After the professor left Wednesday night, my blood pressure was elevated again. I wondered if it was a temporary rise, due to the discussion we had been having, but I did ask Eric to stay with me overnight. Given my first night of confusion, I was pretty tired and slept through most of the night even with the interruptions for medication, but Eric said there were a couple blood-pressure readings that were elevated to a frightening level (one was something like 200 over 140).

Early Thursday, August 21, around 5 AM, I was pretty hungry. I am naturally more of a grazer, and my unfinished meal from the night before at 7 PM seemed far removed. The nurses found me a bowl of cereal since the kitchen wasn't open for room service yet. I had most of it. This morning they also checked my weight again. It had increased around 8 pounds since 48 hours earlier. I saw pictures of myself from this day, and I don't look at all healthy. My face, and presumably the rest of me, was quite swollen.
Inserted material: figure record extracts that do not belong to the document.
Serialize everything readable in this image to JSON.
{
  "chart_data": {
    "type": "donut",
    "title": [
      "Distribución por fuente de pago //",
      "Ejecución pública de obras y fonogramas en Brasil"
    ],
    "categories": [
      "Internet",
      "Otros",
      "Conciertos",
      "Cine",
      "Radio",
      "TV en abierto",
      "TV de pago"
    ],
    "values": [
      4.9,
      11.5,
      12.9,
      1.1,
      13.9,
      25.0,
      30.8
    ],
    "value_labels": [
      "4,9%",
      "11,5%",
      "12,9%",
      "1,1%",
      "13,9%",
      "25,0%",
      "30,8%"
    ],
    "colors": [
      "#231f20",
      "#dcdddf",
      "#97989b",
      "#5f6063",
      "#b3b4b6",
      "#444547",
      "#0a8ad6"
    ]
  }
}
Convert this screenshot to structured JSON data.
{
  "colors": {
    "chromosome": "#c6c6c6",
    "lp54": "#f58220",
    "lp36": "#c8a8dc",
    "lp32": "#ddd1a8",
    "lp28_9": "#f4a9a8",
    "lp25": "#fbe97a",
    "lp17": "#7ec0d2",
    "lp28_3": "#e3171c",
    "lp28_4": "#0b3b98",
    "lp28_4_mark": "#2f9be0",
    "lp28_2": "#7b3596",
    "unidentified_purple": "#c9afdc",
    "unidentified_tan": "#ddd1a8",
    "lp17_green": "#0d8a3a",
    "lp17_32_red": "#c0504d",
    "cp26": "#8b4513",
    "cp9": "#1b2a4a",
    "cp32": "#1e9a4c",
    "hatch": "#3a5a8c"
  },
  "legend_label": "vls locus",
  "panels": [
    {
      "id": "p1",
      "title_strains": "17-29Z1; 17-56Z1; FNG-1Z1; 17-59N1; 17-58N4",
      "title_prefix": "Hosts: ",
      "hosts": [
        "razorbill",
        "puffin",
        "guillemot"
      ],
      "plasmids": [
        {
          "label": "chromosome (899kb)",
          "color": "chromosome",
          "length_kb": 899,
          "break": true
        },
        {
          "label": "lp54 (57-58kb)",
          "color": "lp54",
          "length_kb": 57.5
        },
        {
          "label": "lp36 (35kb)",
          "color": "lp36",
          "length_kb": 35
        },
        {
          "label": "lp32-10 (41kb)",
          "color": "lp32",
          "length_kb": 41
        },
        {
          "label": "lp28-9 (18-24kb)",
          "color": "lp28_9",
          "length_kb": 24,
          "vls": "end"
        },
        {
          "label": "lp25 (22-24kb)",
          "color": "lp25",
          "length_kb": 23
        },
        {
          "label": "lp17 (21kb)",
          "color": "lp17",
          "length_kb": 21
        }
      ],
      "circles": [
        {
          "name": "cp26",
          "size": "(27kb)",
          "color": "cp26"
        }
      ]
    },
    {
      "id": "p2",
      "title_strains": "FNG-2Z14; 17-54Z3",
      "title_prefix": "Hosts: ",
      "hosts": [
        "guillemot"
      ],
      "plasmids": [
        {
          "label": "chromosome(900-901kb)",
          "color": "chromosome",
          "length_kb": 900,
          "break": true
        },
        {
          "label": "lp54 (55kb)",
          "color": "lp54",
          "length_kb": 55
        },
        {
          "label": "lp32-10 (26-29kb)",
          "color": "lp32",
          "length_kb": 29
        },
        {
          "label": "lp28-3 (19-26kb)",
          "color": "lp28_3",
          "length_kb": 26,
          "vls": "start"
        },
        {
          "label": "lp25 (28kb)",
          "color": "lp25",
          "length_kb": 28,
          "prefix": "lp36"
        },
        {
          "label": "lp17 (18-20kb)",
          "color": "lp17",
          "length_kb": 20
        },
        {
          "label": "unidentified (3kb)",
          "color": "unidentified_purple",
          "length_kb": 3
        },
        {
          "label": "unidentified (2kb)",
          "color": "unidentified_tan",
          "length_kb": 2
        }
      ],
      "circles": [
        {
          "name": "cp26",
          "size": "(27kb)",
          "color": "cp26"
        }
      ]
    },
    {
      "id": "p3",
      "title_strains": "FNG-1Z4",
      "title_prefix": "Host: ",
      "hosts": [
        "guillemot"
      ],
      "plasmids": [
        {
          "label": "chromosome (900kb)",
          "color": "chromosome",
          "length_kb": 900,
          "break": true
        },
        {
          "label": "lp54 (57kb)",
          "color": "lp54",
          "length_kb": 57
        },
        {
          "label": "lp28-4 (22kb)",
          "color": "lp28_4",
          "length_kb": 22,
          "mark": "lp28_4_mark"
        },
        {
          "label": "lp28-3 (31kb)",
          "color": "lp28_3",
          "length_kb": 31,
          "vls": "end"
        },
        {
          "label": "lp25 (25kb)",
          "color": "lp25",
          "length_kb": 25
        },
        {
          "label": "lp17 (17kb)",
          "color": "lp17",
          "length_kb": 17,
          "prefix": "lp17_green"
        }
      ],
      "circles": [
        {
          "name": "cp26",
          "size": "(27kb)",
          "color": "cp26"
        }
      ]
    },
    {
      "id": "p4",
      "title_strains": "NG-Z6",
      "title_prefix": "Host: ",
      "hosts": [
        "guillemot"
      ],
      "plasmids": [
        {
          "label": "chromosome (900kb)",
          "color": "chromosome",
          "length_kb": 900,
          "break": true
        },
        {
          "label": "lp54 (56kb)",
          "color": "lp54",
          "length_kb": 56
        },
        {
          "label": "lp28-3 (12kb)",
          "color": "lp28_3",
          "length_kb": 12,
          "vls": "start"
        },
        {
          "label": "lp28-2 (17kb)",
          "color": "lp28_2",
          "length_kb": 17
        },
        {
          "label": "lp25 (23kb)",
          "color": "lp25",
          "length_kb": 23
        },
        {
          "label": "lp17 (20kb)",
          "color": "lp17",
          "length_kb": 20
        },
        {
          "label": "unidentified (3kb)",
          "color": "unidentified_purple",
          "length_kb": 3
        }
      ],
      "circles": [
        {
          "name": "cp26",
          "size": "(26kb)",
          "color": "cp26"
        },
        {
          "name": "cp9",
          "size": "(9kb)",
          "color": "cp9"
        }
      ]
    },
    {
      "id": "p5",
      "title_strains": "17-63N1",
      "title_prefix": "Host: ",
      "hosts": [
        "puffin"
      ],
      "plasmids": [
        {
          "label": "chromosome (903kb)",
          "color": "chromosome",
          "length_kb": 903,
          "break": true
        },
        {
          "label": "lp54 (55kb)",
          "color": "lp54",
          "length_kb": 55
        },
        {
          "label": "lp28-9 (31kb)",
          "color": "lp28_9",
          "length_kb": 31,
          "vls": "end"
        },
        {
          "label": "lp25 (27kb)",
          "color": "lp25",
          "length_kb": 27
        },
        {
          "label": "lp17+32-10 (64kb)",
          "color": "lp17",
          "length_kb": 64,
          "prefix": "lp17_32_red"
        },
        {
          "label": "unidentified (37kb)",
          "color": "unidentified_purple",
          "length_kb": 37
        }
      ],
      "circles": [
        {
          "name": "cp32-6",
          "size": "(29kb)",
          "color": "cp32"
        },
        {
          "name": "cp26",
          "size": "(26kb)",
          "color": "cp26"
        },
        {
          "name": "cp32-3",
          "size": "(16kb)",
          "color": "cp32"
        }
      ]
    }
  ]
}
Around 7:30 AM, my doctor came in to let me know it was time to deliver given the status of my early-onset pre-eclampsia. The results from my urine monitoring had something like 8 grams of protein (a normal level is something like 150 mg/day), and I wasn't expelling as I ought to have been (see: insensible weight gain). He was explaining the surgery I was about to have and the incision. The anesthesiologist also met with me, and here the consumption of cereal was revealed. I wasn't going to have a sedative for the surgery because of it, but I would still have the spinal.

Eric called his parents as well as my dad. My dad had returned from the Czech Republic the night before. He hadn't yet read the email Eric sent to him letting him know of my hospitalization, and due to his jet lag, he was disoriented on the phone. Eric, after relaying his name, even had to tell him who he was ("your son-in-law"). He soon came to when Eric brought him up to date.